Hmmm. Personally I’d be reluctant to accept a second-hand Wiki cite of a 1961 article describing a group of “Caucasoid” males with no explanation of what ethnic groups were included in the sample or how they were chosen as defnitive, especially if it went against my personal experience. So I get our op’s skepticism, and asking for a more definitive answer, preferably sourced, seems reasonable. The snark was out of bounds.

That said my WAG agrees with the likelihood of hair removal being common for beach goers in the area our op was vacationing and do not believe that age precludes such a practice depending on the group involved. I have no great additional source to offer. There is this other Wiki article that states that 21% of adult White males have no chest hair, but I also would not accept that as a great source. It does vary greatly by sub-population.

Where were you vacationing?

You can’t be serious. :dubious:

I’m 52 and I don’t have any ‘chest hair’ (nor any hair on my back) and never have.
The hair on my thighs is extremely fine and short, what little of it there is, and very sparse hair that is visible, (unless you get really close) on the calves of my legs. :stuck_out_tongue:
All of the women I’ve known in my life, love it. (I’ve even been accused of shaving my legs. I think they were just jealous.) :smiley:
I wasn’t able to grow a mustache until I reached 35, and even now, it’s pretty thin. I have a small patch on the ‘corners’ of my chin, and that’s the extent of my facial hair.
My father and brother had very little body and facial hair, also.

I definitely have chest hair. However, it’s not very dark - kind of a sandy blond, and that’s about the tone my chest takes on if I’ve been out on the beach for a bit. It’s also not very thick and about pattern 2 in extent. As a result, you’d have to get pretty close to me to see that I had chest hair. (And I have no back hair at all.) I didn’t even grow that much hair until my mid-20’s.

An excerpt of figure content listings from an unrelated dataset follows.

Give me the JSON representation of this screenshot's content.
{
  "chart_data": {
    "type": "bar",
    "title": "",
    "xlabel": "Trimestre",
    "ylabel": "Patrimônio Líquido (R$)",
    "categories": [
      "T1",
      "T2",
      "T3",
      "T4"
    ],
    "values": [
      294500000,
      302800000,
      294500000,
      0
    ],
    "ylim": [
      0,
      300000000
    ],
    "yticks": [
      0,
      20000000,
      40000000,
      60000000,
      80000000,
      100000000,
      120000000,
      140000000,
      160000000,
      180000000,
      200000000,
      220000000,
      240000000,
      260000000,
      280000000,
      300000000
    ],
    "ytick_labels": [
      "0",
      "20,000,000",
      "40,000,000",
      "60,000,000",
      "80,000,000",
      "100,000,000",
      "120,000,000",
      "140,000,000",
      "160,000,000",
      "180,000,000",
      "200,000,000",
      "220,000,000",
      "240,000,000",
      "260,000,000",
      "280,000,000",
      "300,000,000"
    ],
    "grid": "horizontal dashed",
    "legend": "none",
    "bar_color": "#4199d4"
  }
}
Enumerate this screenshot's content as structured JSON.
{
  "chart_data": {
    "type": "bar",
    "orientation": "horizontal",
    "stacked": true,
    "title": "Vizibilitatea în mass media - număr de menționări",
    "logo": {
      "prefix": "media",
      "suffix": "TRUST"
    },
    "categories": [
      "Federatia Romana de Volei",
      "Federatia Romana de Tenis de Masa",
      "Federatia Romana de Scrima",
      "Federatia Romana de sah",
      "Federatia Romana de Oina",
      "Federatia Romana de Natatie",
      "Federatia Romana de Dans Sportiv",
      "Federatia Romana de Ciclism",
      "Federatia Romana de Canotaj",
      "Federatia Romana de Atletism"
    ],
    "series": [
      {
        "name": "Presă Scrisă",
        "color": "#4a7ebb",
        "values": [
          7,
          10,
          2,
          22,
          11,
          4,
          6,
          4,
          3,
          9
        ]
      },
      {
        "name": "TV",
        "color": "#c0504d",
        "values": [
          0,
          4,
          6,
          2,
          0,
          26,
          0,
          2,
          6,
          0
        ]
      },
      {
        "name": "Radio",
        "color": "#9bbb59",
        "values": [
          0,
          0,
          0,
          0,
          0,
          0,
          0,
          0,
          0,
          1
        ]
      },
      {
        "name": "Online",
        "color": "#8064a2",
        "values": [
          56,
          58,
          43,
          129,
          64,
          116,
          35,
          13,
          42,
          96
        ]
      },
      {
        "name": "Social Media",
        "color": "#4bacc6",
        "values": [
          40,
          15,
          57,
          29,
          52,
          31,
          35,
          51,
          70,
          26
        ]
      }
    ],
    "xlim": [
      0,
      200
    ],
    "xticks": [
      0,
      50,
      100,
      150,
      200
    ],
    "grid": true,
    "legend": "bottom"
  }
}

Going back to the science, here is a better source, perhaps, than the Wikipedia one: Variations of the hair patterns of the chest of white males. - PMC . It uses a lot more different pattern descriptions and gives no neat percentages, but it does agree with the ~6% no chest hair number. Both this study and the Wikipedia one suggest that as much as 40% of men might be more like me, with some hair that just isn’t very visible.